When MPs first got to debate how Brexit would be implemented the most significant flashpoint was an amendment from Labour backbencher Chuka Umunna to keep the UK inside the single market. But what does this mean, and why is it so important to business?
The single market, which developed from the common market we joined in 1973 and was largely driven by British Conservatives, began as a way of making it easier for businesses to trade right across our continent without any barriers. So when West Country dairy companies export their cheese to France it does not have to be checked to make sure it reaches health and safety standards and there is no paperwork when it crosses the border.

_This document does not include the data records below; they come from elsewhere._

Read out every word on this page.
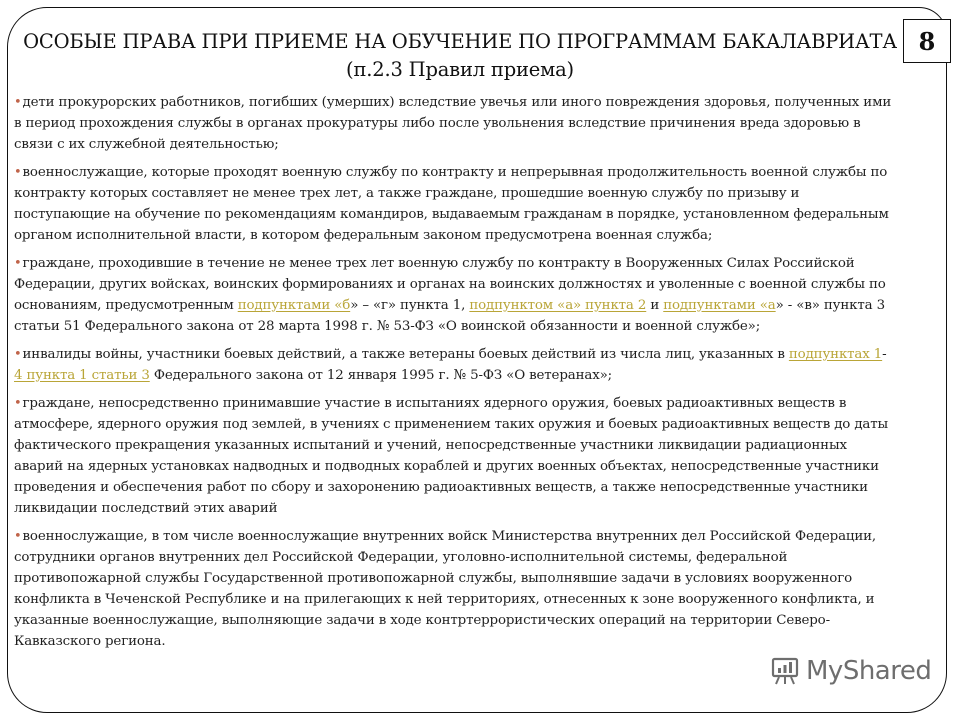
ОСОБЫЕ ПРАВА ПРИ ПРИЕМЕ НА ОБУЧЕНИЕ ПО ПРОГРАММАМ БАКАЛАВРИАТА
(п.2.3 Правил приема)
8

•дети прокурорских работников, погибших (умерших) вследствие увечья или иного повреждения здоровья, полученных ими в период прохождения службы в органах прокуратуры либо после увольнения вследствие причинения вреда здоровью в связи с их служебной деятельностью;

•военнослужащие, которые проходят военную службу по контракту и непрерывная продолжительность военной службы по контракту которых составляет не менее трех лет, а также граждане, прошедшие военную службу по призыву и поступающие на обучение по рекомендациям командиров, выдаваемым гражданам в порядке, установленном федеральным органом исполнительной власти, в котором федеральным законом предусмотрена военная служба;

•граждане, проходившие в течение не менее трех лет военную службу по контракту в Вооруженных Силах Российской Федерации, других войсках, воинских формированиях и органах на воинских должностях и уволенные с военной службы по основаниям, предусмотренным подпунктами «б» – «г» пункта 1, подпунктом «а» пункта 2 и подпунктами «а» - «в» пункта 3 статьи 51 Федерального закона от 28 марта 1998 г. № 53-ФЗ «О воинской обязанности и военной службе»;

•инвалиды войны, участники боевых действий, а также ветераны боевых действий из числа лиц, указанных в подпунктах 1-4 пункта 1 статьи 3 Федерального закона от 12 января 1995 г. № 5-ФЗ «О ветеранах»;

•граждане, непосредственно принимавшие участие в испытаниях ядерного оружия, боевых радиоактивных веществ в атмосфере, ядерного оружия под землей, в учениях с применением таких оружия и боевых радиоактивных веществ до даты фактического прекращения указанных испытаний и учений, непосредственные участники ликвидации радиационных аварий на ядерных установках надводных и подводных кораблей и других военных объектах, непосредственные участники проведения и обеспечения работ по сбору и захоронению радиоактивных веществ, а также непосредственные участники ликвидации последствий этих аварий

•военнослужащие, в том числе военнослужащие внутренних войск Министерства внутренних дел Российской Федерации, сотрудники органов внутренних дел Российской Федерации, уголовно-исполнительной системы, федеральной противопожарной службы Государственной противопожарной службы, выполнявшие задачи в условиях вооруженного конфликта в Чеченской Республике и на прилегающих к ней территориях, отнесенных к зоне вооруженного конфликта, и указанные военнослужащие, выполняющие задачи в ходе контртеррористических операций на территории Северо-Кавказского региона.

MyShared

This obviously implies that we all have to meet the same standards of products, which is why British manufacturers have to follow European law, as do manufacturers in Hungary and Greece. The standards are set through a democratic process, of which I am a small part as your representative in the European Parliament. So if the French cheese-makers try to change a regulation in a way that gives their producers an unfair advantage, I have to spot that and block it. And the same if German car-makers try to lobby for engine tests that would give their vehicles an advantage.
As the single market has developed European economies have become more and more integrated. The EU has become a single manufacturing base and companies like Honda in Swindon or Airbus in Bristol have adjusted so that the components they use may travel backwards and forwards across the EU before the product is finalised. Because there are no border checks they can also rely on instant delivery and just-in-time production methods which increase efficiency and reduce costs.
Although the single market began as an economic initiative, over time it has also been used to increase environmental and social standards of production. For example, it is the EU’s rules that domestic appliances have to reach higher standards of energy efficiency that means we are using less energy and facing lower energy bills. And it is the European ban on neonicotinoid pesticides that means our bees are protected from these chemicals that have caused their numbers to dwindle. And because British people care about high welfare standards for animals on farms we have managed to have battery cages for hens eliminated right across the EU market of half a billion people.
So the single market is essential to the success of British business but also protects the high standards of living we enjoy as European citizens. Like so many Brexit issues, both Labour and Conservative parties are divided on the single market which means, if we are to have the arrangements that our public services and businesses need after Brexit, we are going to need our politicians to work across parties for the good of the country.